System Development Update
We have recently completed most of the functionality of the SoCQA tool. This includes ingesting the documents as annotated in Atlas-ti, learning a model from that data and reporting the model performance results, applying the model to additional data and allowing the user to verify whether the model predictions are correct or not.
For our pilot project that studies leadership in open source developers, the tool can ingest email documents in their html format; it can ingest the Atlas-ti exported XML representation of the coders' annotations, with the corresponding codebook of codes; and it can reconcile the text representations to get annotated text, which we represent in the LAF (Linguistic Annotation Framework) standard. We have implemented a User Interface (UI) for the social science researcher to manage the annotated documents and the presumably many more unannotated documents that they wish to analyze.
In the UI, the researcher can ask the system to learn a model from a selected group of annotated documents and to see resulting precision and recall for each of the codes and a confusion matrix showing which codes are correctly and incorrectly predicted for each other. The researcher can then apply this model to unannotated documents.

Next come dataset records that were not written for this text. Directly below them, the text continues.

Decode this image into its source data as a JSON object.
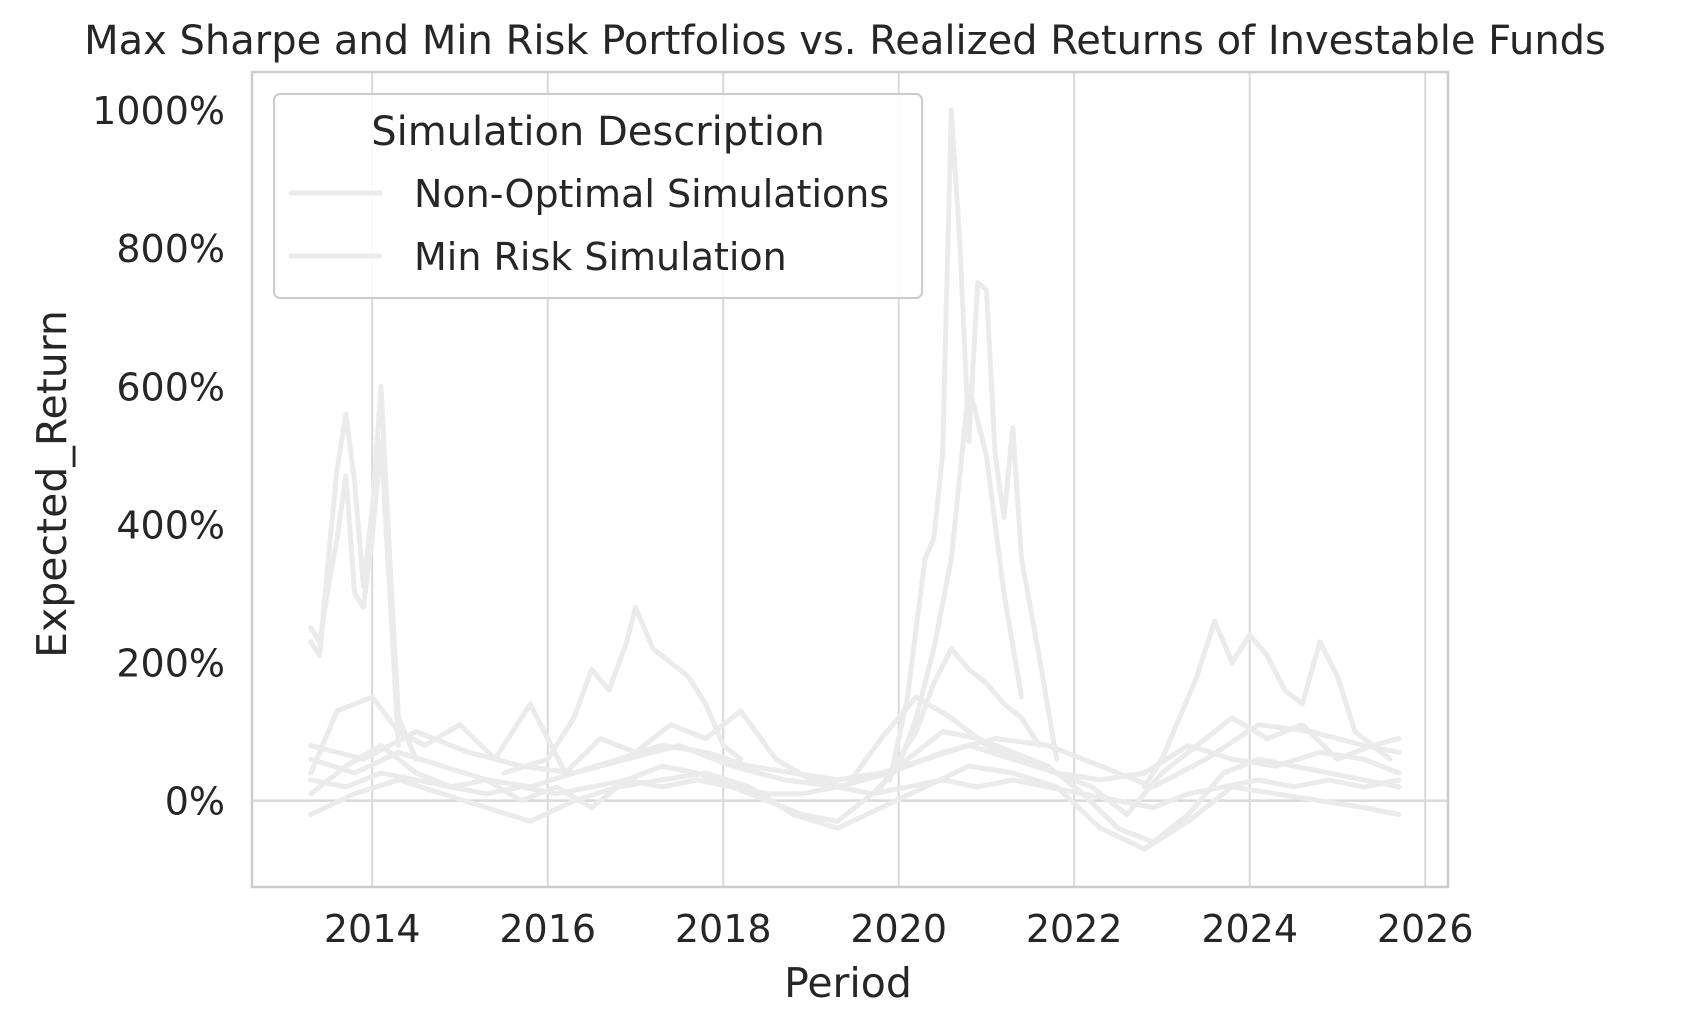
{
  "chart_data": {
    "type": "line",
    "title": "Max Sharpe and Min Risk Portfolios vs. Realized Returns of Investable Funds",
    "xlabel": "Period",
    "ylabel": "Expected_Return",
    "xlim": [
      2012.63,
      2026.26
    ],
    "ylim": [
      -125,
      1055
    ],
    "x_ticks": [
      2014,
      2016,
      2018,
      2020,
      2022,
      2024,
      2026
    ],
    "x_tick_labels": [
      "2014",
      "2016",
      "2018",
      "2020",
      "2022",
      "2024",
      "2026"
    ],
    "y_ticks": [
      0,
      200,
      400,
      600,
      800,
      1000
    ],
    "y_tick_labels": [
      "0%",
      "200%",
      "400%",
      "600%",
      "800%",
      "1000%"
    ],
    "y_unit": "percent",
    "grid": true,
    "zero_line": true,
    "legend": {
      "title": "Simulation Description",
      "placement": "upper-left",
      "entries": [
        "Non-Optimal Simulations",
        "Min Risk Simulation"
      ]
    },
    "colors": {
      "line": "#ebebeb",
      "grid": "#d9d9d9",
      "spine": "#cccccc",
      "text": "#262626",
      "background": "#ffffff"
    },
    "series": [
      {
        "x": [
          2013.3,
          2013.4,
          2013.5,
          2013.6,
          2013.7,
          2013.8,
          2013.9,
          2014.0,
          2014.1,
          2014.2,
          2014.3,
          2014.5
        ],
        "values": [
          230,
          210,
          350,
          480,
          560,
          460,
          310,
          420,
          600,
          350,
          120,
          60
        ]
      },
      {
        "x": [
          2013.3,
          2013.4,
          2013.5,
          2013.6,
          2013.7,
          2013.8,
          2013.9,
          2014.0,
          2014.1,
          2014.2,
          2014.3
        ],
        "values": [
          250,
          230,
          310,
          380,
          470,
          300,
          280,
          380,
          520,
          300,
          80
        ]
      },
      {
        "x": [
          2019.9,
          2020.1,
          2020.2,
          2020.3,
          2020.4,
          2020.5,
          2020.6,
          2020.7,
          2020.8,
          2020.9,
          2021.0,
          2021.1,
          2021.2,
          2021.3,
          2021.4,
          2021.6,
          2021.8
        ],
        "values": [
          30,
          150,
          250,
          350,
          380,
          500,
          1000,
          800,
          520,
          750,
          740,
          500,
          410,
          540,
          350,
          210,
          60
        ]
      },
      {
        "x": [
          2020.0,
          2020.2,
          2020.4,
          2020.6,
          2020.8,
          2021.0,
          2021.2,
          2021.4
        ],
        "values": [
          50,
          120,
          220,
          350,
          600,
          500,
          300,
          150
        ]
      },
      {
        "x": [
          2015.5,
          2016.0,
          2016.3,
          2016.5,
          2016.7,
          2016.9,
          2017.0,
          2017.2,
          2017.4,
          2017.6,
          2017.8,
          2018.0,
          2018.2
        ],
        "values": [
          40,
          60,
          120,
          190,
          160,
          230,
          280,
          220,
          200,
          180,
          140,
          80,
          60
        ]
      },
      {
        "x": [
          2022.8,
          2023.0,
          2023.2,
          2023.4,
          2023.6,
          2023.8,
          2024.0,
          2024.2,
          2024.4,
          2024.6,
          2024.8,
          2025.0,
          2025.2,
          2025.4,
          2025.6
        ],
        "values": [
          20,
          60,
          120,
          180,
          260,
          200,
          240,
          210,
          160,
          140,
          230,
          180,
          100,
          80,
          60
        ]
      },
      {
        "x": [
          2013.3,
          2013.6,
          2014.0,
          2014.3,
          2014.6,
          2015.0,
          2015.4,
          2015.8,
          2016.2,
          2016.6,
          2017.0,
          2017.4,
          2017.8,
          2018.2,
          2018.6,
          2019.0,
          2019.4,
          2019.8,
          2020.2,
          2020.6,
          2021.0,
          2021.4,
          2021.8,
          2022.2,
          2022.6,
          2023.0,
          2023.4,
          2023.8,
          2024.2,
          2024.6,
          2025.0,
          2025.4,
          2025.7
        ],
        "values": [
          40,
          130,
          150,
          100,
          80,
          110,
          60,
          140,
          40,
          90,
          70,
          110,
          90,
          130,
          60,
          30,
          20,
          90,
          150,
          120,
          80,
          60,
          40,
          20,
          -20,
          40,
          80,
          120,
          90,
          110,
          60,
          80,
          90
        ]
      },
      {
        "x": [
          2013.3,
          2013.7,
          2014.1,
          2014.5,
          2014.9,
          2015.3,
          2015.7,
          2016.1,
          2016.5,
          2016.9,
          2017.3,
          2017.7,
          2018.1,
          2018.5,
          2018.9,
          2019.3,
          2019.7,
          2020.1,
          2020.5,
          2020.9,
          2021.3,
          2021.7,
          2022.1,
          2022.5,
          2022.9,
          2023.3,
          2023.7,
          2024.1,
          2024.5,
          2024.9,
          2025.3,
          2025.7
        ],
        "values": [
          10,
          50,
          80,
          40,
          20,
          30,
          0,
          20,
          -10,
          30,
          50,
          40,
          20,
          0,
          -20,
          -30,
          10,
          60,
          100,
          90,
          70,
          50,
          10,
          -40,
          -60,
          -20,
          40,
          60,
          50,
          40,
          30,
          20
        ]
      },
      {
        "x": [
          2013.3,
          2013.8,
          2014.3,
          2014.8,
          2015.3,
          2015.8,
          2016.3,
          2016.8,
          2017.3,
          2017.8,
          2018.3,
          2018.8,
          2019.3,
          2019.8,
          2020.3,
          2020.8,
          2021.3,
          2021.8,
          2022.3,
          2022.8,
          2023.3,
          2023.8,
          2024.3,
          2024.8,
          2025.3,
          2025.7
        ],
        "values": [
          -20,
          10,
          30,
          10,
          -10,
          -30,
          0,
          20,
          30,
          40,
          20,
          -20,
          -40,
          -10,
          20,
          50,
          40,
          20,
          -40,
          -70,
          -30,
          20,
          10,
          0,
          -10,
          -20
        ]
      },
      {
        "x": [
          2013.3,
          2013.8,
          2014.3,
          2014.8,
          2015.3,
          2015.8,
          2016.3,
          2016.8,
          2017.3,
          2017.8,
          2018.3,
          2018.8,
          2019.3,
          2019.8,
          2020.3,
          2020.8,
          2021.3,
          2021.8,
          2022.3,
          2022.8,
          2023.3,
          2023.8,
          2024.3,
          2024.8,
          2025.3,
          2025.7
        ],
        "values": [
          60,
          40,
          70,
          50,
          30,
          20,
          40,
          60,
          80,
          70,
          50,
          40,
          30,
          40,
          60,
          80,
          60,
          40,
          30,
          40,
          80,
          60,
          50,
          70,
          60,
          40
        ]
      },
      {
        "x": [
          2013.3,
          2013.7,
          2014.1,
          2014.5,
          2014.9,
          2015.3,
          2015.7,
          2016.1,
          2016.5,
          2016.9,
          2017.3,
          2017.7,
          2018.1,
          2018.5,
          2018.9,
          2019.3,
          2019.7,
          2020.1,
          2020.5,
          2020.9,
          2021.3,
          2021.7,
          2022.1,
          2022.5,
          2022.9,
          2023.3,
          2023.7,
          2024.1,
          2024.5,
          2024.9,
          2025.3,
          2025.7
        ],
        "values": [
          30,
          20,
          40,
          30,
          20,
          10,
          20,
          10,
          20,
          30,
          20,
          30,
          20,
          10,
          10,
          20,
          10,
          20,
          30,
          20,
          30,
          20,
          10,
          0,
          -10,
          10,
          20,
          30,
          20,
          30,
          20,
          30
        ]
      },
      {
        "x": [
          2013.3,
          2013.9,
          2014.5,
          2015.1,
          2015.7,
          2016.3,
          2016.9,
          2017.5,
          2018.1,
          2018.7,
          2019.3,
          2019.9,
          2020.5,
          2021.1,
          2021.7,
          2022.3,
          2022.9,
          2023.5,
          2024.1,
          2024.7,
          2025.3,
          2025.7
        ],
        "values": [
          80,
          60,
          100,
          70,
          50,
          40,
          60,
          80,
          50,
          30,
          20,
          40,
          70,
          90,
          80,
          50,
          20,
          60,
          110,
          100,
          80,
          70
        ]
      },
      {
        "x": [
          2019.8,
          2020.0,
          2020.2,
          2020.4,
          2020.6,
          2020.8,
          2021.0,
          2021.2,
          2021.4,
          2021.6
        ],
        "values": [
          20,
          60,
          100,
          170,
          220,
          190,
          170,
          140,
          120,
          80
        ]
      }
    ]
  }
}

Our most recent milestone is to complete the verification part of the UI. Applying the model to unannotated documents results in a Machine Learned (ML) annotation consisting of the sentences of the documents labeled by the predicted codes of the ML model. The verification UI allows the researcher to verify these predictions. In our design, the researcher reads through the sentences predicted for a particular code and clicks on either "Yes" (the prediction is correct), "No" (the prediction is wrong), "Don't know" (allowing the researcher to punt) or "Don't code" (indicating that the text is extraneous junk and should not have any codes applied to it). The researcher can also click on the individual sentences, and the entire document pops-up in a window so that they can read the sentence in context if that is required in order to decide if the code is correct.
The design of the UI reflects the second of our two strategies for the researcher to respond to the results of the model on the annotated data. The first strategy is that the result of applying the model to a particular code may have unsatisfactory performance due to the small numbers of examples, e.g. in our pilot project, there were codes for which there were fewer than 5 examples in the annotated text. In this case, we use the strategy of active learning in which we will ask the researcher to provide more annotated examples on their own.
The second strategy is that if the model achieves reasonable performance, we have tuned that performance to give high recall, which means that we try not to miss any possible predicted codes. The penalty to high recall is low precision, which means that the model is over-optimistic and labels far too many sentences as having a predicted code.
Our initial experience is that this strategy is workable for the researcher. Even if the researcher has to read through 100 sentences and found only 3-4 that were correctly predicted, that this was much faster than for the researcher to continue annotation on their own, reading through documents in their entirety.
Going forward, we will continue to experiment with this strategy. The results of the human verification will be fed back into the model as what we are calling "silver" data. Like "gold" data, it contains annotations judged correct by humans, but unlike gold data, the silver data does not contain completely annotated documents, as the human researcher has not read through all the documents, only corrected the sentences which had predictions. As we continue with this, we will keep track of the accuracy in the model and the researcher time to achieve that accuracy.